7. Jesteś w posiadaniu lampy Alladyna. Jakie będzie Twoje życzenie.? Czy w ogóle odważysz się potrzec lampe.?
8. Czy jestes eko.? Oszczędzasz energie, wode, segregujesz smieci, nie zaśmiecasz ulic, jesz ekologiczną zywność a może zamiast autobusu wybierasz rower.? A może jesteś wege.? :)
9. Jakie sa pierwsze czynności, które wykonujesz rano, po przebudzeniu.?
10. Czy zdarza Ci się troszke oszukiwać na blogu, np. omijając zjedzone jabłko w bilansie.? Proszę o szczere odpowiedzi, bo to skłania do refleksji kochane..:)
11. Jakie masz relacje z rodziną- mama, tata, siostra, brat. Czy mimo wszystkich kłótni i oszczerstw dałabys rade bez nich przetrwać.?
Byłabym wdzięczna, gdyby ktoś odpowiedział na moje wypociny.:)
Nie wiem jak rano bedzie, ale w chwili obecnej (jest 1:25 w nocy) waga pokazała 48.5.
Nie mogę.... po prostu nie mogę w to kur*a uwierzyć.
Dzisiaj kefir, sałata, rzodkiewka. Prawie głodówka. Wieczorem zjebałam, byłam na rynku z dziewczynami, wypiłam 2 desperadosy. Później poszliśmy na pizze. Nie, oczywiście, że nie zjadłam ani kawałka. I tak byłam wściekła na te piwa..
Aby rano nie było więcej niż 49... Jutro kolejny dzień głodówki.. mam nadzieje.
W takich chwilach czuje się zmotywowana. I przeraźliwie głodna, zwłaszcza, że z piekarni znowu unoszą sie nieziemskie zapachy.
Ale postanowiłam, że będę CHUDA.
Cały czas prowadzę ze sobą wewnętrzny dialog.
"zjedz"
"a po co? nie chcę to moja decyzja.!"
"dobra dziewczynka, zostanie Ci to nagrodzone.."
cały czas mam to w głowie. Czuję, że szaleje. Ale z drugiej strony..
Cieszę się, że Ana ze mną rozmawia. Ale również jej nienawidzę. Czuję, jak otacza wokół mnie sieć i coraz cięzej się z niej wydostać.
Znowu.?
Nie zdaję sobie z tego sprawy...
poniedziałek, 9 lipca 2012
...
Na stole w miseczce leżało pełno cukierków, mini snickers, mini mars, mini bounty. Kosztowałam wszystkie po kolei. A później jeszcze raz skosztowałam, by wiedzieć, który najbardziej mi smakuje, bym mogła zjeść ich najwięcej. "wyrzygam później"- myślałam. Pozbawiało mnie to troche wyrzutów sumienia i pozwalało rozkoszować się słodyczami.

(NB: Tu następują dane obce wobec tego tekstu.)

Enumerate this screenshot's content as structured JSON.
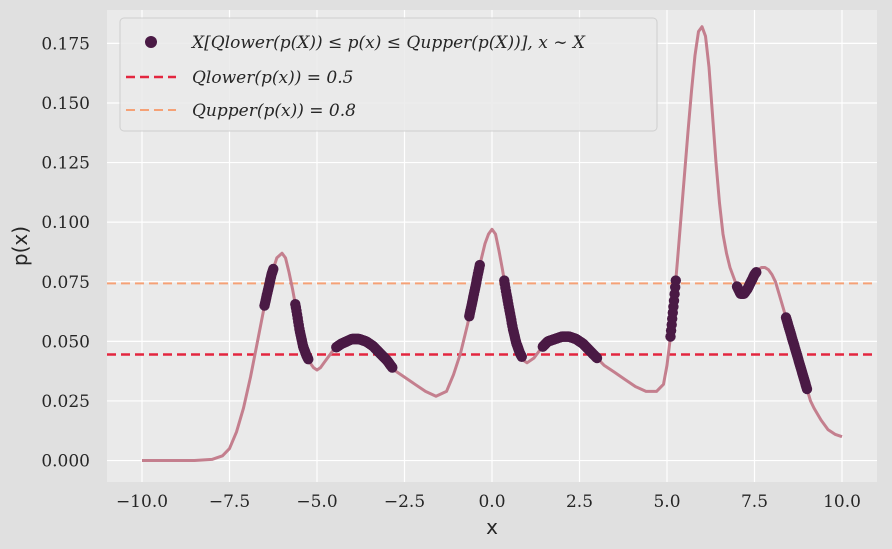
{
  "chart_data": {
    "type": "line",
    "xlabel": "x",
    "ylabel": "p(x)",
    "xlim": [
      -11.0,
      11.0
    ],
    "ylim": [
      -0.009,
      0.189
    ],
    "x_ticks": [
      -10.0,
      -7.5,
      -5.0,
      -2.5,
      0.0,
      2.5,
      5.0,
      7.5,
      10.0
    ],
    "x_tick_labels": [
      "−10.0",
      "−7.5",
      "−5.0",
      "−2.5",
      "0.0",
      "2.5",
      "5.0",
      "7.5",
      "10.0"
    ],
    "y_ticks": [
      0.0,
      0.025,
      0.05,
      0.075,
      0.1,
      0.125,
      0.15,
      0.175
    ],
    "y_tick_labels": [
      "0.000",
      "0.025",
      "0.050",
      "0.075",
      "0.100",
      "0.125",
      "0.150",
      "0.175"
    ],
    "grid": true,
    "legend_position": "top-left",
    "colors": {
      "background": "#e0e0e0",
      "plot_area": "#eaeaea",
      "density_line": "#c47f8e",
      "highlight": "#4a1a45",
      "q_lower": "#e3263f",
      "q_upper": "#f5a176",
      "grid": "#ffffff"
    },
    "series": [
      {
        "kind": "line",
        "x": [
          -10.0,
          -9.0,
          -8.5,
          -8.0,
          -7.7,
          -7.5,
          -7.3,
          -7.1,
          -6.9,
          -6.7,
          -6.5,
          -6.3,
          -6.15,
          -6.0,
          -5.9,
          -5.8,
          -5.7,
          -5.6,
          -5.5,
          -5.4,
          -5.3,
          -5.2,
          -5.1,
          -5.0,
          -4.9,
          -4.8,
          -4.7,
          -4.6,
          -4.5,
          -4.3,
          -4.0,
          -3.8,
          -3.6,
          -3.4,
          -3.2,
          -3.0,
          -2.8,
          -2.5,
          -2.2,
          -1.9,
          -1.6,
          -1.3,
          -1.1,
          -0.9,
          -0.7,
          -0.5,
          -0.35,
          -0.2,
          -0.1,
          0.0,
          0.1,
          0.2,
          0.3,
          0.4,
          0.5,
          0.6,
          0.7,
          0.8,
          0.9,
          1.0,
          1.2,
          1.4,
          1.6,
          1.8,
          2.0,
          2.2,
          2.4,
          2.6,
          2.8,
          3.0,
          3.2,
          3.5,
          3.8,
          4.1,
          4.4,
          4.7,
          4.9,
          5.0,
          5.1,
          5.2,
          5.3,
          5.4,
          5.5,
          5.6,
          5.7,
          5.8,
          5.9,
          6.0,
          6.1,
          6.2,
          6.3,
          6.4,
          6.5,
          6.6,
          6.7,
          6.8,
          6.9,
          7.0,
          7.1,
          7.2,
          7.3,
          7.4,
          7.5,
          7.6,
          7.7,
          7.8,
          7.9,
          8.0,
          8.1,
          8.2,
          8.3,
          8.4,
          8.5,
          8.6,
          8.7,
          8.8,
          8.9,
          9.0,
          9.1,
          9.2,
          9.4,
          9.6,
          9.8,
          10.0
        ],
        "y": [
          0.0,
          0.0,
          0.0,
          0.0005,
          0.002,
          0.005,
          0.012,
          0.022,
          0.035,
          0.05,
          0.065,
          0.078,
          0.085,
          0.087,
          0.085,
          0.079,
          0.072,
          0.064,
          0.055,
          0.048,
          0.044,
          0.041,
          0.039,
          0.038,
          0.039,
          0.041,
          0.043,
          0.045,
          0.047,
          0.049,
          0.051,
          0.051,
          0.05,
          0.048,
          0.045,
          0.042,
          0.038,
          0.035,
          0.032,
          0.029,
          0.027,
          0.029,
          0.036,
          0.045,
          0.057,
          0.071,
          0.082,
          0.091,
          0.095,
          0.097,
          0.095,
          0.088,
          0.08,
          0.071,
          0.063,
          0.055,
          0.049,
          0.045,
          0.042,
          0.041,
          0.043,
          0.047,
          0.05,
          0.051,
          0.052,
          0.052,
          0.051,
          0.049,
          0.046,
          0.043,
          0.04,
          0.037,
          0.034,
          0.031,
          0.029,
          0.029,
          0.032,
          0.04,
          0.052,
          0.067,
          0.084,
          0.102,
          0.12,
          0.138,
          0.155,
          0.17,
          0.18,
          0.182,
          0.178,
          0.165,
          0.145,
          0.125,
          0.108,
          0.095,
          0.087,
          0.081,
          0.077,
          0.073,
          0.07,
          0.07,
          0.072,
          0.075,
          0.078,
          0.08,
          0.081,
          0.081,
          0.08,
          0.078,
          0.075,
          0.07,
          0.065,
          0.06,
          0.055,
          0.05,
          0.045,
          0.04,
          0.035,
          0.03,
          0.025,
          0.022,
          0.017,
          0.013,
          0.011,
          0.01
        ]
      },
      {
        "kind": "scatter",
        "name": "X[Q_lower(p(X)) ≤ p(x) ≤ Q_upper(p(X))], x ~ X",
        "segments_x": [
          [
            -6.5,
            -6.25
          ],
          [
            -5.62,
            -5.25
          ],
          [
            -4.45,
            -2.85
          ],
          [
            -0.65,
            -0.35
          ],
          [
            0.35,
            0.85
          ],
          [
            1.45,
            3.0
          ],
          [
            5.1,
            5.25
          ],
          [
            7.0,
            7.55
          ],
          [
            8.4,
            9.0
          ]
        ]
      },
      {
        "kind": "hline",
        "name": "Q_lower(p(x)) = 0.5",
        "y": 0.0445
      },
      {
        "kind": "hline",
        "name": "Q_upper(p(x)) = 0.8",
        "y": 0.0743
      }
    ],
    "legend": [
      {
        "marker": "dot",
        "label": "X[Qlower(p(X)) ≤ p(x) ≤ Qupper(p(X))], x ∼ X"
      },
      {
        "marker": "dash",
        "label": "Qlower(p(x)) = 0.5"
      },
      {
        "marker": "dash",
        "label": "Qupper(p(x)) = 0.8"
      }
    ]
  }
}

Przyszło później, nie wyrzygałam.
Wstał ranek. Obudziłam się. Nie wiedziałam przez chwile co się dzieje, czy naprawde zgrzeszyłam, czy mam juz biec na wage by sie rozpłakać.?
To był sen.
Tak, to był koszmarny sen. Czuję, że po nim przytyłam..
Rano bezzmiennie 50.3.
Co za liczba, demotywuje mnie, doprowadza do szału. Czuję się bardzo bezradna.
Mam nadzieje, że to waga świruje.. A nie potrafię się dziennie NIE ważyć.
Bilans:
*RANO: kawa+troche mleka0,5%- 10, Chlebek chrupki- 22, Jajeczko na twardo- 60
*15:00-- 4 sojowe kotleciki gotowane, 2 buraczki ugotowane (plus troche tego barszczyku) ogórek kiszony-- 120
*W PRACY: jogurt 0% -70, chlebek chrupki- 22
*WIECZOREM: 2 łyżki surówki- 20, 50ml kefiru-15
RAZEM: około 340 (zawsze wszystko zaokrąglam do góry, żeby mieć więcej pokory)
ćwiczenia:
-->12:40-- 16 km na rowerze (tak mało, bo musiałam zdążyć do pracy na południe)-- minus340 kcal
-->Marsz 5 km z pracy do domu
Czuję się grubo. Czuję się podle. Nie wiem co robie źle, że przestałam chudnąć.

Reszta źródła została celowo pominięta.